Foi coisa do inglês que lhe falei - Francis Bacon (1561-1626), que veio logo após. Ele até reconheceu:

Temos uma grande dívida para com Maquiavel e alguns outros, que descreveram o que os homens fazem e o que não deveriam fazer, pois não é possível unir a duplicidade da serpente e a inocência da pomba, quando não se conhecem exatamente todos os recursos da serpente: sua baixeza rasteira, sua flexibilidade pérfida, o ódio que afia o dardo.

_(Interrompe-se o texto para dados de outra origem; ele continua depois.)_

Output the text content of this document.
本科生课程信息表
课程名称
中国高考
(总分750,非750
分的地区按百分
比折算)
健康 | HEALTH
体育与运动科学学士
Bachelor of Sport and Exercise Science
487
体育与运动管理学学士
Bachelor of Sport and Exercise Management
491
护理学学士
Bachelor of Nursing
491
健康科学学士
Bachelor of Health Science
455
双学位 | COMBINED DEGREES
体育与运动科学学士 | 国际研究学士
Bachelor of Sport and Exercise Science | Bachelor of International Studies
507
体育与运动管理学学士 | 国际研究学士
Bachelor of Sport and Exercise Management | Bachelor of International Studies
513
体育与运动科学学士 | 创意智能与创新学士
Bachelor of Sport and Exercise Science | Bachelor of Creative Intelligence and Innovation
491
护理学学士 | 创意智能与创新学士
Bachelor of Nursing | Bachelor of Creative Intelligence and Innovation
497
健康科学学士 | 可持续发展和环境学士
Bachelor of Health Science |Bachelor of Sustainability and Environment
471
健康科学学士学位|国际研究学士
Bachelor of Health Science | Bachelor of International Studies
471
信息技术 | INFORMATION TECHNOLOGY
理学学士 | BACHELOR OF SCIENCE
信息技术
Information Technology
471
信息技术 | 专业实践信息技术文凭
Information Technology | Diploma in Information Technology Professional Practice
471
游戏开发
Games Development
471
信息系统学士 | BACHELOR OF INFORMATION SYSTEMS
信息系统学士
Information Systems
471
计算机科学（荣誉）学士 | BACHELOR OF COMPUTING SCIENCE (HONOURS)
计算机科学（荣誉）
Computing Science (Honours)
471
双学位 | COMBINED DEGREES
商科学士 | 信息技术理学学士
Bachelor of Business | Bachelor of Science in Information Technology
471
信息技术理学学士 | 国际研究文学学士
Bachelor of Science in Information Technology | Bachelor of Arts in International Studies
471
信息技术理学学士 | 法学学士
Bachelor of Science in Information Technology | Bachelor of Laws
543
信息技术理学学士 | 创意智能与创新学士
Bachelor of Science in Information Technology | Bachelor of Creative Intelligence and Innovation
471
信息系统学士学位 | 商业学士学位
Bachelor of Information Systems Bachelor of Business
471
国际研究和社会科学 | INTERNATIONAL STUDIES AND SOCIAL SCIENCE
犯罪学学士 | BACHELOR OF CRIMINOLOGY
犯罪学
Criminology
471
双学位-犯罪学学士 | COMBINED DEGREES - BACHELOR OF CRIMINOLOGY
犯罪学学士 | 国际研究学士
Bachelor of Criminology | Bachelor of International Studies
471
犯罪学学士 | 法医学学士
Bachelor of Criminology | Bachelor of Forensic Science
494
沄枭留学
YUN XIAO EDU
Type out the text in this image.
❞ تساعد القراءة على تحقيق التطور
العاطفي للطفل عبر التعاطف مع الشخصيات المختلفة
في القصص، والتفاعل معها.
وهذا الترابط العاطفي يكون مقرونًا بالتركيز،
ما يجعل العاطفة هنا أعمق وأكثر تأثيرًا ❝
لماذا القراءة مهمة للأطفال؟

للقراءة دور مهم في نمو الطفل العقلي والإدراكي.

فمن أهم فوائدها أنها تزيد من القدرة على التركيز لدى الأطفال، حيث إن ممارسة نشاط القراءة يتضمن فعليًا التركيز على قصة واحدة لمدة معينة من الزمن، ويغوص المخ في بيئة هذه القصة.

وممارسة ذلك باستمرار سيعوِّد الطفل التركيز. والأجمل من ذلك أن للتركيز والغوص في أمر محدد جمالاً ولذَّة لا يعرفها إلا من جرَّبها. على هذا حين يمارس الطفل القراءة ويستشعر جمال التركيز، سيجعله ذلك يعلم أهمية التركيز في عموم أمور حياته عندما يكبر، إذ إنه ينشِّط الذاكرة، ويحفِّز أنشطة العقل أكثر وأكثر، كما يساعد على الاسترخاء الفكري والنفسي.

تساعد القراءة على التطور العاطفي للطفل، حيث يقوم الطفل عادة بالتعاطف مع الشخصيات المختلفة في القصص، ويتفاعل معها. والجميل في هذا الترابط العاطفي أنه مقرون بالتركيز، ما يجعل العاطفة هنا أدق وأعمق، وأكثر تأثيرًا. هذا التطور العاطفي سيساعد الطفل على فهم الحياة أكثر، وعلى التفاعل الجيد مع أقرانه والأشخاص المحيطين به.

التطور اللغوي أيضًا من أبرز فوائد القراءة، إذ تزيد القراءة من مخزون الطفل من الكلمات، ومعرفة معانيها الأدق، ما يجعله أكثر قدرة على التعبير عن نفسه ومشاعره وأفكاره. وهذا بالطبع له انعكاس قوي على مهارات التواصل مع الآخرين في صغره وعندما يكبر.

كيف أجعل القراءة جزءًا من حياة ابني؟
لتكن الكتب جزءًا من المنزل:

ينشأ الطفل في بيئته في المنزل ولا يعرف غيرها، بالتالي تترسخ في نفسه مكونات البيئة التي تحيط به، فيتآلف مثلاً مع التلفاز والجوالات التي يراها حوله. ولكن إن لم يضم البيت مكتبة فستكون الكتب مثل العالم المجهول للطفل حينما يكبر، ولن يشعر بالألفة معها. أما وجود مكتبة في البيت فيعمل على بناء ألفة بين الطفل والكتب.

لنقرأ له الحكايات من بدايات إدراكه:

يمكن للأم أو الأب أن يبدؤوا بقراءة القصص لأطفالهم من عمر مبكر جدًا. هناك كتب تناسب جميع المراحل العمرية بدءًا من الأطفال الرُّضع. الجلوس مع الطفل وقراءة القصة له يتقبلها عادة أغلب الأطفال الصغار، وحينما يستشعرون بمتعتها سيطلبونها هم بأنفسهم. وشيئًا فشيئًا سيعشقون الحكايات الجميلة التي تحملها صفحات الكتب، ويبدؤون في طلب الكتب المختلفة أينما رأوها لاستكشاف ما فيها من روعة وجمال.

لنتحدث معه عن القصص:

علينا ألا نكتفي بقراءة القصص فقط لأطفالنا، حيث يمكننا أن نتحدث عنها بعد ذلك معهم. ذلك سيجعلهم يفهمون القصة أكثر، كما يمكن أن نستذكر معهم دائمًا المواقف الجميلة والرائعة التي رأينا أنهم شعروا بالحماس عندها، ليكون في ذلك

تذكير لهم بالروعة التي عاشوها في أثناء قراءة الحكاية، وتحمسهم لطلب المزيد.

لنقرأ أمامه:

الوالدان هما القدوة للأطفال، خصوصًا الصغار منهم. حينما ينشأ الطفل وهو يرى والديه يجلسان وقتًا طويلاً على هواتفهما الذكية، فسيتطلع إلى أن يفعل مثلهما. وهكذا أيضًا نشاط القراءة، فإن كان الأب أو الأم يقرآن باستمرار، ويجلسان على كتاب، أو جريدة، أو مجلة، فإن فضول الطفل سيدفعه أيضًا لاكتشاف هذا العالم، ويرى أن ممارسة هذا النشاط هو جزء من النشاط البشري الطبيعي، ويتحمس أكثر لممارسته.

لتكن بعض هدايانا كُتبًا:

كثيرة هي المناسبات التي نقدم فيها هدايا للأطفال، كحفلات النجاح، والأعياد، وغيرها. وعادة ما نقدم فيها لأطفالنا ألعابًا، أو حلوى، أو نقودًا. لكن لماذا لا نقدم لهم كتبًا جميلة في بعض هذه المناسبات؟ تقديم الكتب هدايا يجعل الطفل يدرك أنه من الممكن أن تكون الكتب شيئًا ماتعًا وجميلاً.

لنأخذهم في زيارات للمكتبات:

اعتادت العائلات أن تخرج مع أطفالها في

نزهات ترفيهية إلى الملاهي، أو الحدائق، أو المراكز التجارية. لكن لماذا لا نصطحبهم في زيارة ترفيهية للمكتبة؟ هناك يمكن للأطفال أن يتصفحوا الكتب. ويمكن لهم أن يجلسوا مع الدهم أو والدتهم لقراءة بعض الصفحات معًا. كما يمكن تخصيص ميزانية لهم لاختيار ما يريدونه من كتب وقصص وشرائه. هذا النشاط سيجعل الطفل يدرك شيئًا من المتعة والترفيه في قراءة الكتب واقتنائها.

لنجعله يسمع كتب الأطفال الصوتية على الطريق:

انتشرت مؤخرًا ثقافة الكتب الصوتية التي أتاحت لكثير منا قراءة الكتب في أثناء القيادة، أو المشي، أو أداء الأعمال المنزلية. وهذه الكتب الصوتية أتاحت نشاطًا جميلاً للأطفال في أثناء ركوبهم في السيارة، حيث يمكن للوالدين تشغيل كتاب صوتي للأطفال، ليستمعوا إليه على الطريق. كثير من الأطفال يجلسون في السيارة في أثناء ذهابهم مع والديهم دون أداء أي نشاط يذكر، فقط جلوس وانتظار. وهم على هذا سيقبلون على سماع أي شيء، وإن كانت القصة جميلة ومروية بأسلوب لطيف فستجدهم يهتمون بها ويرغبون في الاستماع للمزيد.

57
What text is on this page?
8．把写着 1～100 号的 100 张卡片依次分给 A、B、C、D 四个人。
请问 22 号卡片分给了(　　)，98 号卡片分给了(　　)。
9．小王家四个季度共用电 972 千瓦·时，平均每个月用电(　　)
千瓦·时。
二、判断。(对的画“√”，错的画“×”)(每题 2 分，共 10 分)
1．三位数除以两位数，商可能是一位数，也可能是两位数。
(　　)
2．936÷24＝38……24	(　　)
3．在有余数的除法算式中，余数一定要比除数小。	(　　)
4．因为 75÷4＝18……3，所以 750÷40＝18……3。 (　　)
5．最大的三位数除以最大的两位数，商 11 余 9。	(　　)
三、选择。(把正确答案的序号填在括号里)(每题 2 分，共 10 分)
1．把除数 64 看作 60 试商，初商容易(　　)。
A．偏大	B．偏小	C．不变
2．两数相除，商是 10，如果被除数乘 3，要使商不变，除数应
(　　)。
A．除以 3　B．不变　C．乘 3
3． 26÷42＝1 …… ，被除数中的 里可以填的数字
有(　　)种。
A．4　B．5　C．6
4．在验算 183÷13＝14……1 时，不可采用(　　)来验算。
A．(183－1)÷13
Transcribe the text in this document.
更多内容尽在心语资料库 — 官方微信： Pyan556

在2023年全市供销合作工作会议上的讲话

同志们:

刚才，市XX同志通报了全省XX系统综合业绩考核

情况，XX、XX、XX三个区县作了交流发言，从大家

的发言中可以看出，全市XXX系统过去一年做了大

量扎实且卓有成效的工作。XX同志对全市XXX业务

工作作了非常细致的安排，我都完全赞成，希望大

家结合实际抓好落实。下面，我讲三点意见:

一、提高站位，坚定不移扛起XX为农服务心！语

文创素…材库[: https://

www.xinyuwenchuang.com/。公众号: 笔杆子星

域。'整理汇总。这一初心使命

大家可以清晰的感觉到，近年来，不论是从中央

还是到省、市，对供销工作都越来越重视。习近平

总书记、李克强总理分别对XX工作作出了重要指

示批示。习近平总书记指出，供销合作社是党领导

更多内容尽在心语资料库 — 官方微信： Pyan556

Mas a coisa andava feia, mesmo.
Pois o alvoroço tinha começado no próprio Palácio. Foi ali que meu pai chocou os ovinhos, num dos quais nasci. Até o Renascimento, o Ocidente praticamente desconhecia Platão. Alguns manuscritos gregos, comprados em Constantinopla, foi que mudou todo cenário. A obra completa de meu pai aportou ainda antes do meado do século anterior, precisamente em 1430, como preparo à mortandade que lhe conto. Com a fundação da Academia Cosme de Medici aliciou leal exército de mercenários.
A Academia Platônica, fundada por Marsilio Ficino, com consentimento de Cosme de Medici, elabora com efeito uma doutrina destinada a uma larga difusão, por longo tempo benéfica à manutenção da hegemonia cultural florentina, mas da qual os Medici são os primeiros a tirar vantagem concretamente. LARIVAILLE, P.: 161.
Ora, Platão não era luz à civilização?
Isso aplicaram, para justamente empanar a visão. Da primeira turma formada por tal penitenciária, além dos sanguinários se destacaram Copérnico e esse tal de Maquiavel; logo receberiam o canudo o interessado Bacon, os parceiros Hobbes & Descartes, em seguida Galileu, até Rousseau. Cito apenas esses para não encher a kombi. E não sou só eu quem identifica. A grande idéia de Koyré, justamente, é que Galileu encarnava a herança do platonismo. Em outras palavras: Galileu acreditava que, graças à matemática, os físicos conseguiriam apreender a estrutura íntima da realidade.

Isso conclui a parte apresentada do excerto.